In short ggbio makes it easy to plot GRanges data, circular data, emulate genomic browser and plot ideograms! It uses the same syntax as ggplot2, it build on top of it, and figures out how to align your data for display. lets plot our ranges.

library("ggbio")
autoplot(gr)

How about some ideogram?

library("biovizBase")
hg19IdeogramCyto <- getIdeogram("hg19", cytoband = TRUE)

[1] "hg19"

plotIdeogram(hg19IdeogramCyto, "chr1")

Plot karyogram depicting information about chromosome sizes.

autoplot(hg19IdeogramCyto, layout = "karyogram", cytoband = TRUE)

Challenge 6

Plot ranges defined in gr in karyogram, but make sure to colour them by group.

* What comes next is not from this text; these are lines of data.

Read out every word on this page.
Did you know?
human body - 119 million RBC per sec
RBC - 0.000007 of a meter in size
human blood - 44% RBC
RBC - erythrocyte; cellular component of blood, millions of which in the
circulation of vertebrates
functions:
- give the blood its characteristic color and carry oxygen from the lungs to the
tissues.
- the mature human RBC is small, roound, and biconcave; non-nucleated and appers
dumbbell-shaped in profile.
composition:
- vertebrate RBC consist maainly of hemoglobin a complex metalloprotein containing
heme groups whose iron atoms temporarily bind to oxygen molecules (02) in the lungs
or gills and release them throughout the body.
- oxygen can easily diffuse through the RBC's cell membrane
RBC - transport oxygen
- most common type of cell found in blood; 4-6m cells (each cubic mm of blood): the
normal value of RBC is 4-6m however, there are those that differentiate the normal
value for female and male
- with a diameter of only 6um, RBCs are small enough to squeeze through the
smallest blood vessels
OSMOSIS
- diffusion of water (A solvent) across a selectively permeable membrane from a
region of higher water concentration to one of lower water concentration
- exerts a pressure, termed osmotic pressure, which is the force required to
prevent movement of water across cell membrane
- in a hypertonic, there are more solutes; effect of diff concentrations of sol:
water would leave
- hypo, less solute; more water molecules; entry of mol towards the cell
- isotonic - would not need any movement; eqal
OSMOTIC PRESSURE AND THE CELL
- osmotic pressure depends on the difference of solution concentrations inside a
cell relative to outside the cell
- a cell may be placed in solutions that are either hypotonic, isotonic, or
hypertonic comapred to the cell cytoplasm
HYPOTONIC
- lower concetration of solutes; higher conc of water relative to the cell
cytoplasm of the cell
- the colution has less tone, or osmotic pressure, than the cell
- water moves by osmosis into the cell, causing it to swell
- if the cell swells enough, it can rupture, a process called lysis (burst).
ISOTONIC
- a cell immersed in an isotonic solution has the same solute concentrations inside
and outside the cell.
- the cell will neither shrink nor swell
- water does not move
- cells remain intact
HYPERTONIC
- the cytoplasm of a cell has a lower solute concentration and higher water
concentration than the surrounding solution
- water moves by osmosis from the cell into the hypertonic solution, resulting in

data(hg19Ideogram, package= "biovizBase")
set.seed(42)
gr <- GRanges(sample(paste0("chr", 1:13), 50, TRUE), ranges = IRanges(round(runif(50, 1, 1e8)), width = 1000))
seqlengths(gr) <- seqlengths(hg19Ideogram)[names(seqlengths(gr))]
gr$group <- factor(sample(letters[1:4], 50, TRUE))

Solution to challenge 6

autoplot(seqinfo(gr)) + layout_karyogram(gr, aes(fill=group, color=group))

Challenge 7

Plot the different transcripts for our genes of interest BRCA1 and NBR1.

data(genesymbol, package = "biovizBase")
library(Homo.sapiens)

Solution to challenge 7

wh <- genesymbol[c("BRCA1", "NBR1")]
wh <- range(wh, ignore.strand = TRUE)
autoplot(Homo.sapiens, which = wh)

Resources

• GenomicRanges tutorial
• browseVignettes(“GenomicRanges”)
• Closures

Key Points

• Installation of most essential Bioconductor packages.

• Understanding how to use Bioconductor packages.